Sunday, January 5, 2014

Sometimes We Laugh With Him

I was watching my roommate play Batman: Arkham Asylum recently when he reached a cut scene where Batman enters an elevator to go to the next area. The Joker (voiced by Mark Hamil) immediately starts mocking this obviously terrible choice as Batman is now confined to a metal box over which the Joker has control, causing him to declare, "What say I just blow the brakes and drop you like a sack of puppies!" Laughing out loud at this I commented on how horrible this analogy is, to which my roommate responded "Yeah... but you laughed." He has a point.

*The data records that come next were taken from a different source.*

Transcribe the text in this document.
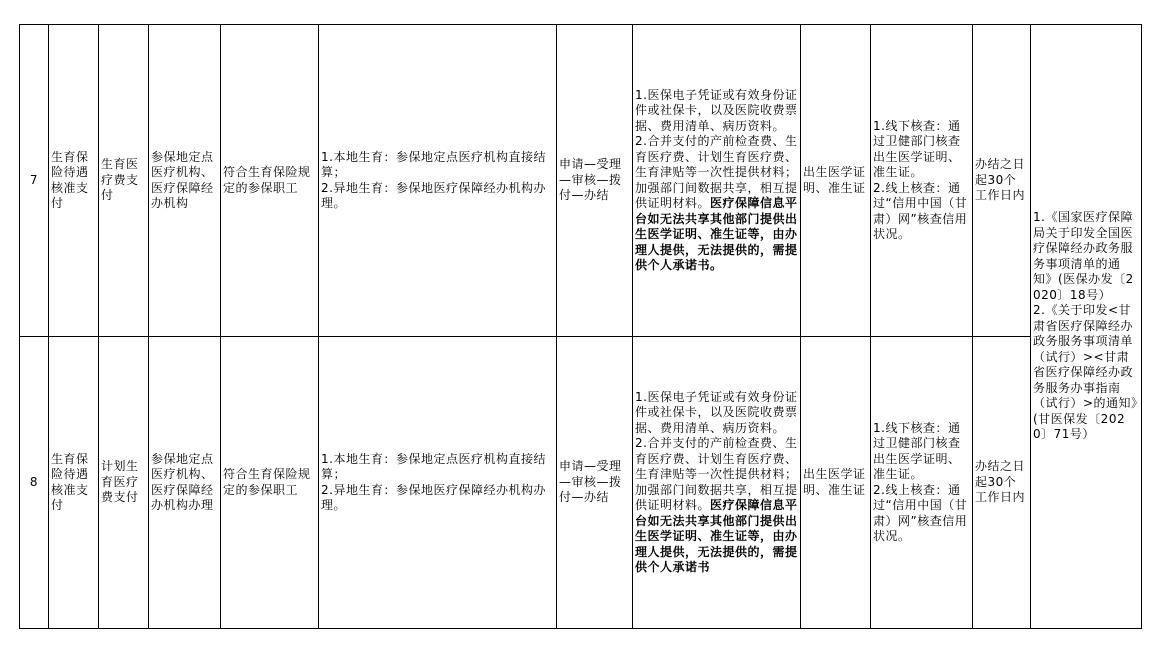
7	生育保险待遇核准支付	生育医疗费支付	参保地定点医疗机构、医疗保障经办机构	符合生育保险规定的参保职工	1.本地生育：参保地定点医疗机构直接结算；
2.异地生育：参保地医疗保障经办机构办理。	申请—受理—审核—拨付—办结	1.医保电子凭证或有效身份证件或社保卡，以及医院收费票据、费用清单、病历资料。
2.合并支付的产前检查费、生育医疗费、计划生育医疗费、生育津贴等一次性提供材料；加强部门间数据共享，相互提供证明材料。医疗保障信息平台如无法共享其他部门提供出生医学证明、准生证等，由办理人提供，无法提供的，需提供个人承诺书。	出生医学证明、准生证	1.线下核查：通过卫健部门核查出生医学证明、准生证。
2.线上核查：通过“信用中国（甘肃）网”核查信用状况。	办结之日起30个工作日内	1.《国家医疗保障局关于印发全国医疗保障经办政务服务事项清单的通知》(医保办发〔2020〕18号）
2.《关于印发<甘肃省医疗保障经办政务服务事项清单（试行）><甘肃省医疗保障经办政务服务办事指南（试行）>的通知》(甘医保发〔2020〕71号）

8	生育保险待遇核准支付	计划生育医疗费支付	参保地定点医疗机构、医疗保障经办机构办理	符合生育保险规定的参保职工	1.本地生育：参保地定点医疗机构直接结算；
2.异地生育：参保地医疗保障经办机构办理。	申请—受理—审核—拨付—办结	1.医保电子凭证或有效身份证件或社保卡，以及医院收费票据、费用清单、病历资料。
2.合并支付的产前检查费、生育医疗费、计划生育医疗费、生育津贴等一次性提供材料；加强部门间数据共享，相互提供证明材料。医疗保障信息平台如无法共享其他部门提供出生医学证明、准生证等，由办理人提供，无法提供的，需提供个人承诺书	出生医学证明、准生证	1.线下核查：通过卫健部门核查出生医学证明、准生证。
2.线上核查：通过“信用中国（甘肃）网”核查信用状况。	办结之日起30个工作日内	
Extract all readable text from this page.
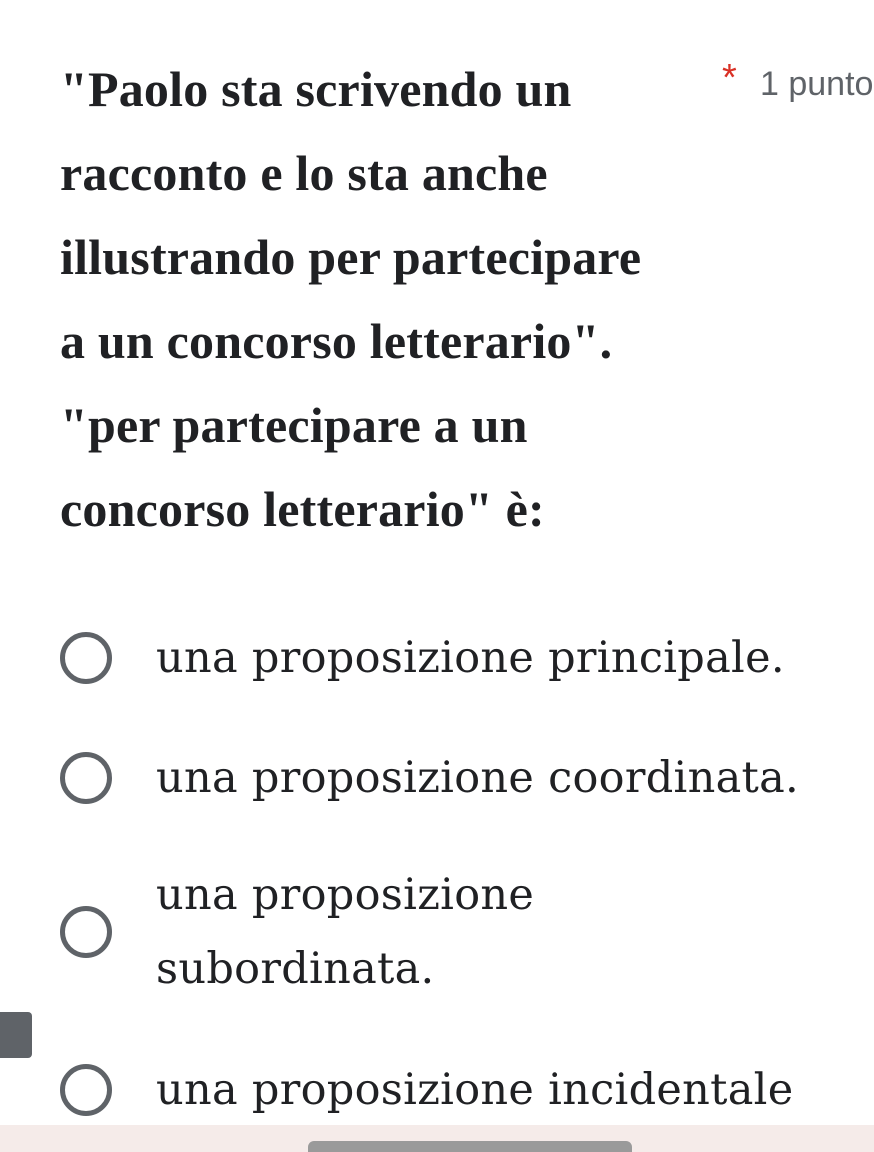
"Paolo sta scrivendo un
racconto e lo sta anche
illustrando per partecipare
a un concorso letterario".
"per partecipare a un
concorso letterario" è:
* 1 punto
una proposizione principale.
una proposizione coordinata.
una proposizione
subordinata.
una proposizione incidentale
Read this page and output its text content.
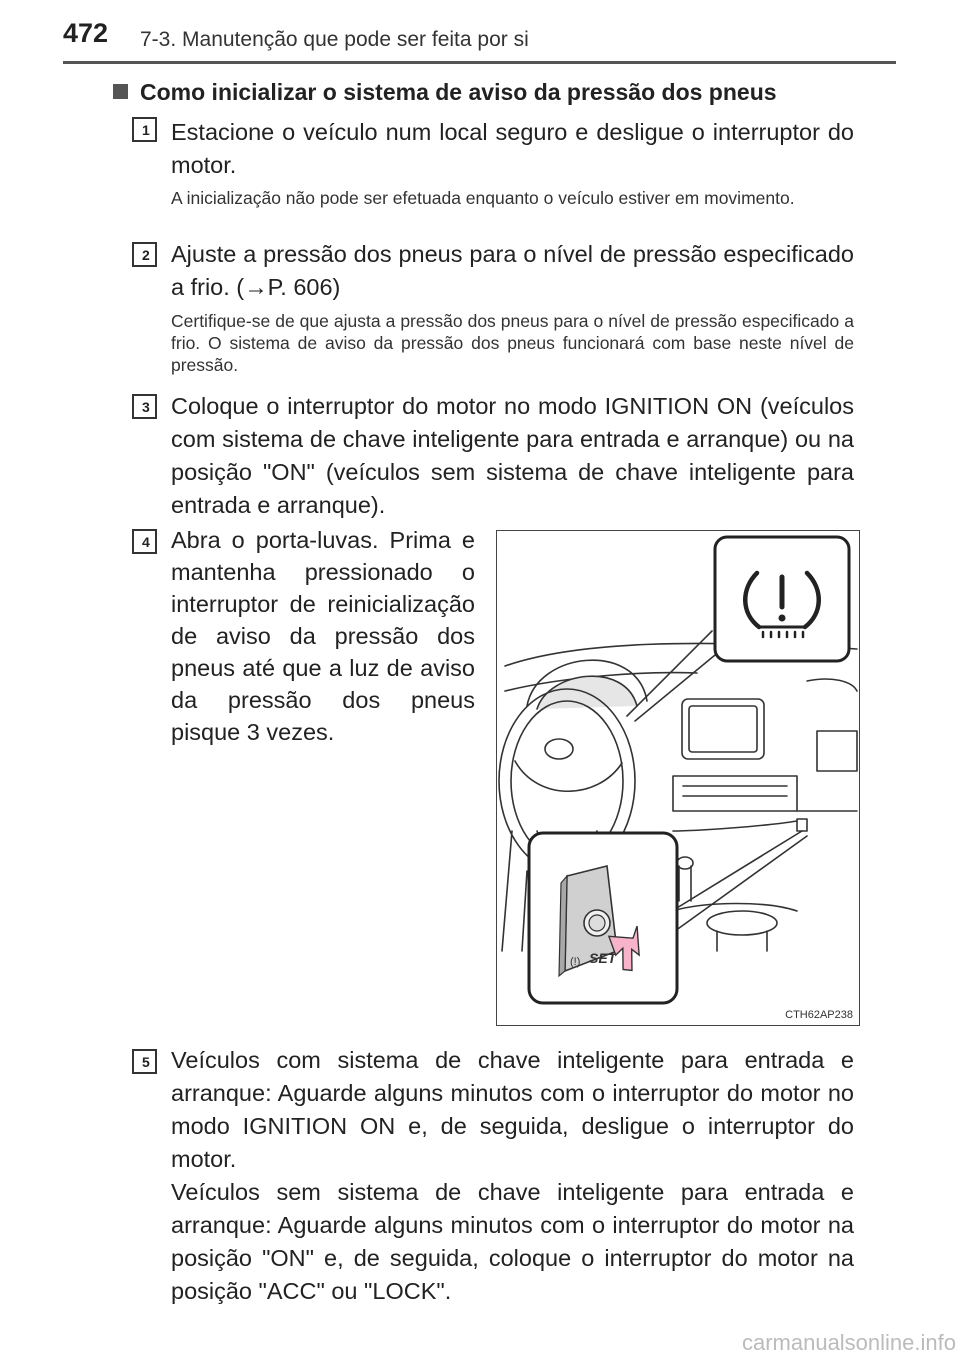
472 7-3. Manutenção que pode ser feita por si
Como inicializar o sistema de aviso da pressão dos pneus
1 Estacione o veículo num local seguro e desligue o interruptor do motor.
A inicialização não pode ser efetuada enquanto o veículo estiver em movimento.
2 Ajuste a pressão dos pneus para o nível de pressão especificado a frio. (→P. 606)
Certifique-se de que ajusta a pressão dos pneus para o nível de pressão especificado a frio. O sistema de aviso da pressão dos pneus funcionará com base neste nível de pressão.
3 Coloque o interruptor do motor no modo IGNITION ON (veículos com sistema de chave inteligente para entrada e arranque) ou na posição "ON" (veículos sem sistema de chave inteligente para entrada e arranque).
4 Abra o porta-luvas. Prima e mantenha pressionado o interruptor de reinicialização de aviso da pressão dos pneus até que a luz de aviso da pressão dos pneus pisque 3 vezes.
SET
(!)
CTH62AP238
5 Veículos com sistema de chave inteligente para entrada e arranque: Aguarde alguns minutos com o interruptor do motor no modo IGNITION ON e, de seguida, desligue o interruptor do motor.
Veículos sem sistema de chave inteligente para entrada e arranque: Aguarde alguns minutos com o interruptor do motor na posição "ON" e, de seguida, coloque o interruptor do motor na posição "ACC" ou "LOCK".
carmanualsonline.info
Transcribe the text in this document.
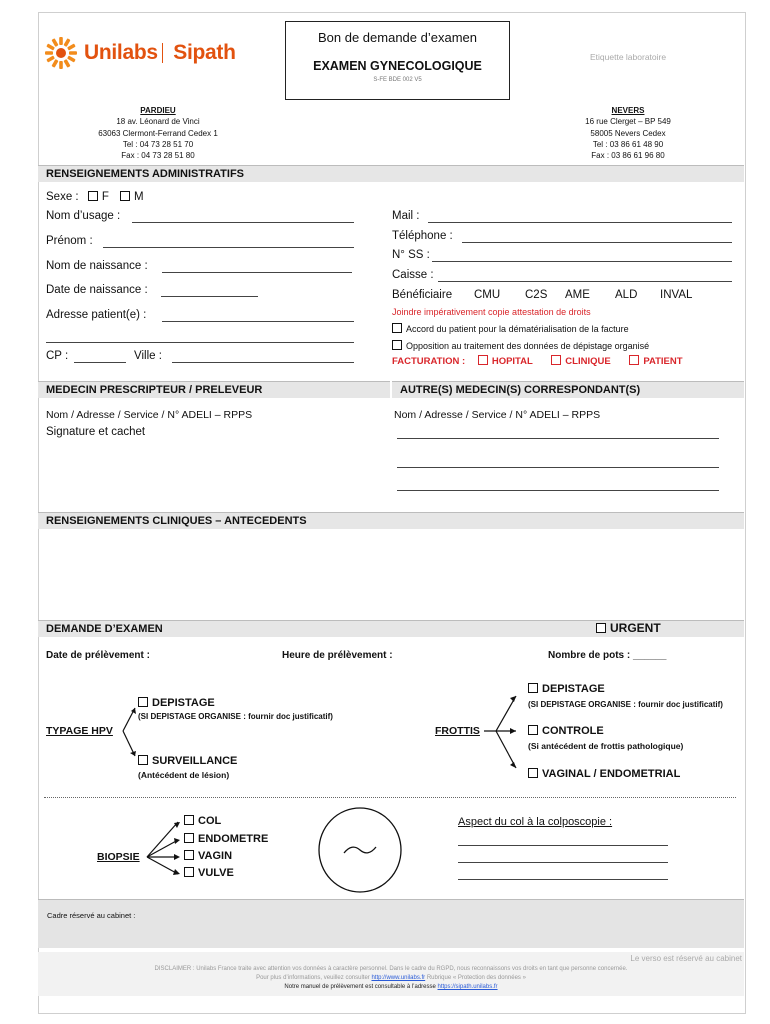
Unilabs Sipath
Bon de demande d’examen
EXAMEN GYNECOLOGIQUE
S-FE BDE 002 V5
Etiquette laboratoire
PARDIEU
18 av. Léonard de Vinci
63063 Clermont-Ferrand Cedex 1
Tel : 04 73 28 51 70
Fax : 04 73 28 51 80
NEVERS
16 rue Clerget – BP 549
58005 Nevers Cedex
Tel : 03 86 61 48 90
Fax : 03 86 61 96 80
RENSEIGNEMENTS ADMINISTRATIFS
Sexe : F M
Nom d’usage :
Prénom :
Nom de naissance :
Date de naissance :
Adresse patient(e) :
CP :	Ville :
Mail :
Téléphone :
N° SS :
Caisse :
Bénéficiaire CMU C2S AME ALD INVAL
Joindre impérativement copie attestation de droits
Accord du patient pour la dématérialisation de la facture
Opposition au traitement des données de dépistage organisé
FACTURATION :	HOPITAL	CLINIQUE	PATIENT
MEDECIN PRESCRIPTEUR / PRELEVEUR	AUTRE(S) MEDECIN(S) CORRESPONDANT(S)
Nom / Adresse / Service / N° ADELI – RPPS
Signature et cachet
Nom / Adresse / Service / N° ADELI – RPPS
RENSEIGNEMENTS CLINIQUES – ANTECEDENTS
DEMANDE D’EXAMEN	URGENT
Date de prélèvement :	Heure de prélèvement :	Nombre de pots : ______
TYPAGE HPV
DEPISTAGE
(SI DEPISTAGE ORGANISE : fournir doc justificatif)
SURVEILLANCE
(Antécédent de lésion)
FROTTIS
DEPISTAGE
(SI DEPISTAGE ORGANISE : fournir doc justificatif)
CONTROLE
(Si antécédent de frottis pathologique)
VAGINAL / ENDOMETRIAL
BIOPSIE
COL
ENDOMETRE
VAGIN
VULVE
Aspect du col à la colposcopie :
Cadre réservé au cabinet :
Le verso est réservé au cabinet
DISCLAIMER : Unilabs France traite avec attention vos données à caractère personnel. Dans le cadre du RGPD, nous reconnaissons vos droits en tant que personne concernée.
Pour plus d’informations, veuillez consulter http://www.unilabs.fr Rubrique « Protection des données »
Notre manuel de prélèvement est consultable à l’adresse https://sipath.unilabs.fr
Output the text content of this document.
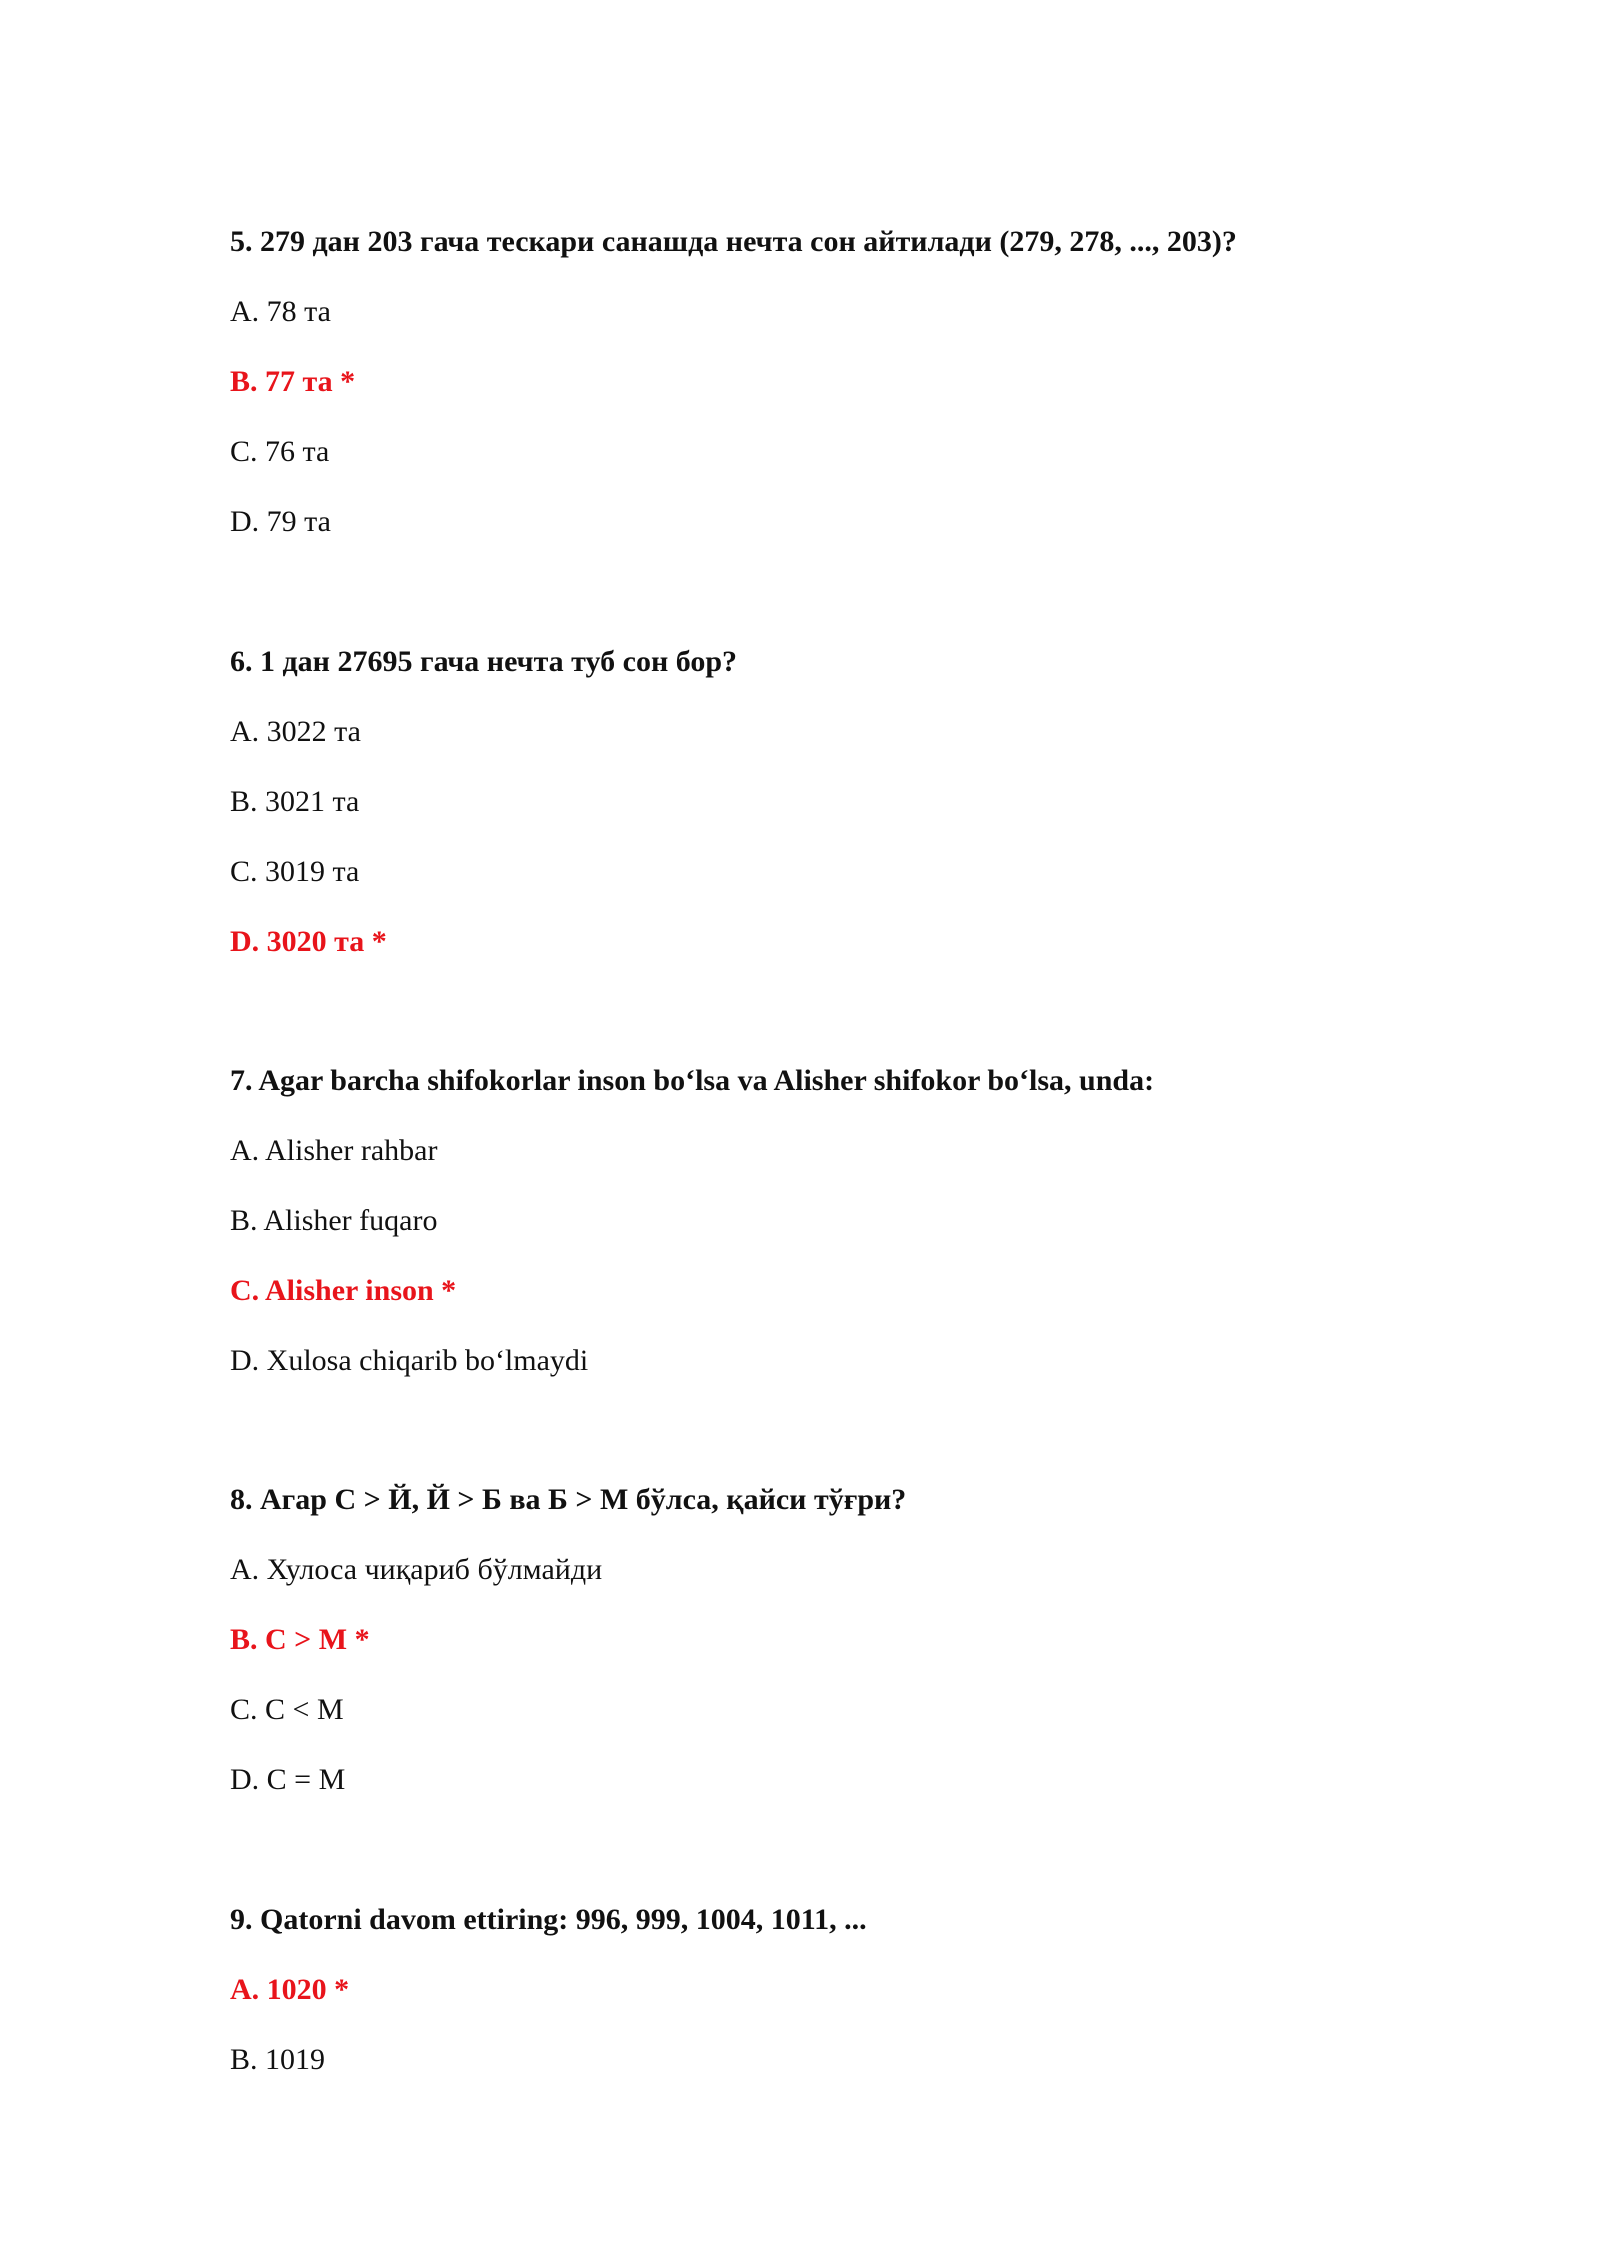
5. 279 дан 203 гача тескари санашда нечта сон айтилади (279, 278, ..., 203)?

A. 78 та
B. 77 та *
C. 76 та
D. 79 та

6. 1 дан 27695 гача нечта туб сон бор?

A. 3022 та
B. 3021 та
C. 3019 та
D. 3020 та *

7. Agar barcha shifokorlar inson bo‘lsa va Alisher shifokor bo‘lsa, unda:

A. Alisher rahbar
B. Alisher fuqaro
C. Alisher inson *
D. Xulosa chiqarib bo‘lmaydi

8. Агар С > Й, Й > Б ва Б > М бўлса, қайси тўғри?

A. Хулоса чиқариб бўлмайди
B. С > М *
C. С < М
D. С = М

9. Qatorni davom ettiring: 996, 999, 1004, 1011, ...

A. 1020 *
B. 1019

Mark Hamil in Batman:The Animated Series has always been my favorite version of the Joker. The gleeful laughter, tempered by the wild swings to vicious anger, makes the character all the more terrifying. In The Dark Night, Alfred remarks to Bruce "Some men just want to see the world burn." But Mark Hamil's Joker goes a level above this- his madcap humor pulls you in, so that when his mood turns you realize you wanted to see the world burn with him. Perhaps the best illustration of this comes from the DC Comics event "A Death in the Family" when the Joker had viciously beaten the current Robin, Jason Todd, and left him at a cliffhanger where the fans got to choose whether Robin lived or died by calling in to a toll free number to vote- the fans voted that Jason Todd not walk away from that fateful encounter. Although I was too young to have taken part in that comic book event, none of us are completely guilt free. While playing as the Joker in Injustice: Gods Among Us, another DC game, I performed a special move where I pummeled my opponent with a crowbar while they were down. Gleefully getting into the moment, I exclaimed to my friends "I call that one 'The Jason Todd'!" They were horified, but we all agreed that it was still pretty funny. Dark, and terrible, but pretty funny.
Batman's rogues gallery covers so many archetypes that there's something for everyone: the conflicted Two-Face. Mr Freeze, who is willing to do anything for the sick wife that he loves. The egotistical Riddler, desperate to prove his superiority. But the Joker is the exception that makes his popularity so strange- there is nothing good about this character. No redeemable qualities that we can really defend. The Joker is the "dead baby jokes" of supervillians, and he reveals something dark that is inside of us. Because the Joker laughs at these terrible things... but sometimes we laugh with him.